The 11th annual Dr. Martin Luther King Jr. Webinar will feature Karine Gibbs, an associate professor in the Department of Plant and Microbial Biology at the University of California, Berkeley. The webinar will take place from noon to 1 p.m. on Friday, Jan. 21, and will be followed by a question-and-answer session.

Gibbs is a Jamaican American microbiologist who merges the fields of sociomicrobiology and bacterial cell biology to understand how bacteria use a sense of identity to assemble and move as a community. 

“Dr. Karine Gibbs studies the fascinating bacterial trait of social behavior, which is based on the distinction between self and non-self. Her research on bacterial communication is transformative to other aspects of population biology such as territorial animal behavior,” said Birgit Scharf, a professor in the Department of Biological Sciences in the College of Science.

The webinar is the first in a series of Virginia Tech Life Science Seminars (VTLSS) that will be held on Zoom this spring. You can join this seminar, and other weekly seminars, by visiting this link. The Fralin Life Sciences Institute at Virginia Tech is among the sponsors of the university-wide seminar series.

The VTLSS series has a long tradition of bringing world-renowned scientists to Virginia Tech. This spring, seminars will cover a wide range of topics, ranging from cell geometry and the human microbiome to botany, and will cover research on bacteria, viruses, plants, and animals.

Gibbs studies an unconventional organism, Proteus mirabilis, which lives in human and animal intestines as well as the environment. These bacteria can cause disease after moving to the bladder. Her research asks how an organism's identity, communication, and local environment influence its behavior.

Ignacio Moore, a professor and chair of the diversity committee at the Virginia Tech College of Science's Department of Biological Sciences, said what makes her work so interesting and exciting is that she is exploring questions about identity in bacteria, which most of us don't think of as having identities.

“Dr. Gibbs is working to understand the molecular mechanisms that bacteria use to recognize each other as being the same or foreign. Her research has attracted great interest as basic science but also from a biomedical perspective, as these bacteria inhabit human and animal intestines and when in the bladder they are known to cause disease,” said Moore, who is also an affiliated faculty member of the Global Change Center.

Gibbs attended Harvard University for her undergraduate studies and Stanford University for her graduate studies. She worked as an assistant and associate professor at Harvard University before taking up her current position as an associate professor at the University of California, Berkeley. Her work has been supported by the National Science Foundation and the David and Lucile Packard Foundation, a private foundation that works with partners around the world to improve the lives of children, families, and communities via social, cultural, and environmental change.

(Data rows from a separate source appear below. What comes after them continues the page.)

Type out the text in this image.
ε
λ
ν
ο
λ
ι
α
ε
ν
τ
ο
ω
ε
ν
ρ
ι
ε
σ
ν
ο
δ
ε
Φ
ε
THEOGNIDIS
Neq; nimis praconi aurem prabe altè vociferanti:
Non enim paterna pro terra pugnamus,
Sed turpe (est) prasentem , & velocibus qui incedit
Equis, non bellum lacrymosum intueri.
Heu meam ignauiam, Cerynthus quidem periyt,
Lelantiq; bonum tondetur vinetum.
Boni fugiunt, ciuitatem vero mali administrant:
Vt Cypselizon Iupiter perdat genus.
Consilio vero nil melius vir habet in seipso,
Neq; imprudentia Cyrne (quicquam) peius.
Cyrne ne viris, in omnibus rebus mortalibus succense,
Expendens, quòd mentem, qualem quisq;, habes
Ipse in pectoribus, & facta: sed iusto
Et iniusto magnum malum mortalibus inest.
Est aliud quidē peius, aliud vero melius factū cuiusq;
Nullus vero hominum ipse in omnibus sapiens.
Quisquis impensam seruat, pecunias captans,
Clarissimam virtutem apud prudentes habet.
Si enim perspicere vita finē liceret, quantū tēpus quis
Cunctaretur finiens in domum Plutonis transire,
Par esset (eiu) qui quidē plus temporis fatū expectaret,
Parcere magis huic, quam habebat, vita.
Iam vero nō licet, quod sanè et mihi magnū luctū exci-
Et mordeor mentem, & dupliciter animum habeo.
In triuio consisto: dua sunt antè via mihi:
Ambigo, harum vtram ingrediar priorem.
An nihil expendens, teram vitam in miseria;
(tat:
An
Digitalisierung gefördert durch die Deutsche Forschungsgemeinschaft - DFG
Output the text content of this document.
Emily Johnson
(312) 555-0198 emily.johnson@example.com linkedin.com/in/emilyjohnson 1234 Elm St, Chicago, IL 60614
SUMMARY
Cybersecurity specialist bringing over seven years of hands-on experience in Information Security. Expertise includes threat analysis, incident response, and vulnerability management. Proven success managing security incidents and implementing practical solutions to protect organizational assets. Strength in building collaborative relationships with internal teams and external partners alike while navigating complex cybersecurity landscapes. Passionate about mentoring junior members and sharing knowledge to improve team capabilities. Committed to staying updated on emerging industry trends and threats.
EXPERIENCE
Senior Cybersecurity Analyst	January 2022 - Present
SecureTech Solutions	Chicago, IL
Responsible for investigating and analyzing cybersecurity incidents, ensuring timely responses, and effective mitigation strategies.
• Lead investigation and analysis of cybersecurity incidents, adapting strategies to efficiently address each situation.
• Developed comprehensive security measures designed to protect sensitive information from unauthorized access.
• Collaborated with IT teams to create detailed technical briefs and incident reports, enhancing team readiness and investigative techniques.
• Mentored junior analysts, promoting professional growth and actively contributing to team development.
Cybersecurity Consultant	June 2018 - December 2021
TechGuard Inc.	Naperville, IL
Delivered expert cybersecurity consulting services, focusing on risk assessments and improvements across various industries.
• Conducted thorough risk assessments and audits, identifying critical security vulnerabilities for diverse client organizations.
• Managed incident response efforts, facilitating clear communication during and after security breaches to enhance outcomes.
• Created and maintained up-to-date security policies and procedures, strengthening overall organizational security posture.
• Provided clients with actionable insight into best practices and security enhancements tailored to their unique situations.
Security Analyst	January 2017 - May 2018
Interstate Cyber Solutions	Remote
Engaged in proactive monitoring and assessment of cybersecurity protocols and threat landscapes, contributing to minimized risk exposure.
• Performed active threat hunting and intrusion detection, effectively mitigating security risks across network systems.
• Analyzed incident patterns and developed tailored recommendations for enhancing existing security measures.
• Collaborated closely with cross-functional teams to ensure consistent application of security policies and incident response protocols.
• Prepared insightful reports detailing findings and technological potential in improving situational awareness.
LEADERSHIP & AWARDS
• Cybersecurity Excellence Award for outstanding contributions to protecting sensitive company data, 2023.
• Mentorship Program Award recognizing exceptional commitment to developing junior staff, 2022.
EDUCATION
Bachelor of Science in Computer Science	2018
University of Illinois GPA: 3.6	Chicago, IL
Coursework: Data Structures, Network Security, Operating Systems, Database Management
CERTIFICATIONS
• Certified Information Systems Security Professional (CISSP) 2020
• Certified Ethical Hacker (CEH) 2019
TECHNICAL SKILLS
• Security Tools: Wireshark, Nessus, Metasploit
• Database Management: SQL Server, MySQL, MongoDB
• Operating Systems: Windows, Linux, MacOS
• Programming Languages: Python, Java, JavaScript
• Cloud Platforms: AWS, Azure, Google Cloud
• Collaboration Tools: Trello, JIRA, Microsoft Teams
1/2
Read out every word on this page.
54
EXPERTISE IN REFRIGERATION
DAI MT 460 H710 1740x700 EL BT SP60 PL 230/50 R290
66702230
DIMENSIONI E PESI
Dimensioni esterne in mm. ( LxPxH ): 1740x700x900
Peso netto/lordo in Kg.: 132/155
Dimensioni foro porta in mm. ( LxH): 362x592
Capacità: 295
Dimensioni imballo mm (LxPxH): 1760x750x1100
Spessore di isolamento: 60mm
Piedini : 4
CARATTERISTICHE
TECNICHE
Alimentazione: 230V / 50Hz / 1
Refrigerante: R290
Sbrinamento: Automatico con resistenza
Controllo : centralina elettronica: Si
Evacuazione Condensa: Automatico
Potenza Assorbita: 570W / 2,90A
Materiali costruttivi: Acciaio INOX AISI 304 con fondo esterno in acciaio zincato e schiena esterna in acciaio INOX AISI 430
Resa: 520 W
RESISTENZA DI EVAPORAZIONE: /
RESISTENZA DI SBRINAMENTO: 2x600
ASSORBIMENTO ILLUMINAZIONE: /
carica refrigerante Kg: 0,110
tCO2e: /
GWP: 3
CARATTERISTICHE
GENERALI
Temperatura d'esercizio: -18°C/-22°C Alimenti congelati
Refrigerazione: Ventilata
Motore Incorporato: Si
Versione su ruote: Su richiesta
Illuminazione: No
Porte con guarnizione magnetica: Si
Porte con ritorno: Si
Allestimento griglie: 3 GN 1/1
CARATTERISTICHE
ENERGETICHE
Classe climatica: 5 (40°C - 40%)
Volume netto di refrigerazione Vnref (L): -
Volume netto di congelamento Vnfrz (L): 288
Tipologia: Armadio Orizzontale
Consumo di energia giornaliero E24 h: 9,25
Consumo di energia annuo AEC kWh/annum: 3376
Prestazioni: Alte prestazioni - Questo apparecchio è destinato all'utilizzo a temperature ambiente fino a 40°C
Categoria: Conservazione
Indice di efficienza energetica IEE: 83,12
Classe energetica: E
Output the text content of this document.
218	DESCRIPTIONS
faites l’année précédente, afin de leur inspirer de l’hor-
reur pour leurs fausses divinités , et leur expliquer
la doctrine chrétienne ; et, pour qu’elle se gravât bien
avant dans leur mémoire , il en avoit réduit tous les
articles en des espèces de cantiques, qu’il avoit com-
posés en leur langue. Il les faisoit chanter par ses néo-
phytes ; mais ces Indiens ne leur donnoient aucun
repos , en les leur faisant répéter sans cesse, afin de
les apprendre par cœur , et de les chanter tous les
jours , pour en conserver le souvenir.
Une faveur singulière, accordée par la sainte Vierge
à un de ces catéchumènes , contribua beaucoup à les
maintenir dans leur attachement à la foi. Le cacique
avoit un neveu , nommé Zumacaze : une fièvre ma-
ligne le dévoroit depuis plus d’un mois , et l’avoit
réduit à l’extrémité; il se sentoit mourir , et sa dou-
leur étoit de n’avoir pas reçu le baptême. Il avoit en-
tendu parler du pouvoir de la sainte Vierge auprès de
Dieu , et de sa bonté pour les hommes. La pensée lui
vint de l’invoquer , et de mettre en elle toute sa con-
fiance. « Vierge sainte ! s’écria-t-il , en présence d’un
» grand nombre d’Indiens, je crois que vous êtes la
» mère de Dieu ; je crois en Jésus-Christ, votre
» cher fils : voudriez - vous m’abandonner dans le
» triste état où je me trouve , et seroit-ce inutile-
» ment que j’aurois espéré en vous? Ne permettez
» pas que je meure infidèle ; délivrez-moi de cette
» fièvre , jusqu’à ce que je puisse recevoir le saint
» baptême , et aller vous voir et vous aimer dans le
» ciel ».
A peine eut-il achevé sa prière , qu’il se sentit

The VTLSS interdisciplinary seminars are open to undergraduate and graduate students, as well as faculty and staff. Past seminars have been given by high caliber scientists, including federal agency program officers and a Nobel prize awardee.

You can view the list of previous seminars in their archive and watch some of them on the YouTube playlist. You do not have to be in the life sciences to attend; if a subject matter is of interest to you, the VTLSS committee welcomes your participation.

For more information, visit this link

This event is being hosted by the Biological Sciences Diversity Committee. In addition to Moore, current members of the committee are Anne McNabb, professor emerita of biological sciences and associate dean emerita of the Graduate School (Co-Chair); Bryan Brown, associate professor of biological sciences; Mike Rosenzweig, senior instructor and biological sciences outreach coordinator; Florian Schubot, associate professor of biological sciences; Josef Uyeda, assistant professor of biological sciences; Amber Wendler, Korin Jones, Jess Janoski, and Marissa Langager, all Ph.D. students in the Department of Biological Sciences.

Co-sponsors for this event are: VT Life Sciences Seminar; Department of Biological Sciences; College of Science Diversity Committee; College of Natural Resources and Environment; Women and Minority Artists and Scholars Lecture Series; Global Change Center; Office of Inclusion and Diversity; Ecology, Evolution, and Behavior Seminar Series; Virginia-Maryland College of Veterinary Medicine; and the Fralin Life Sciences Institute.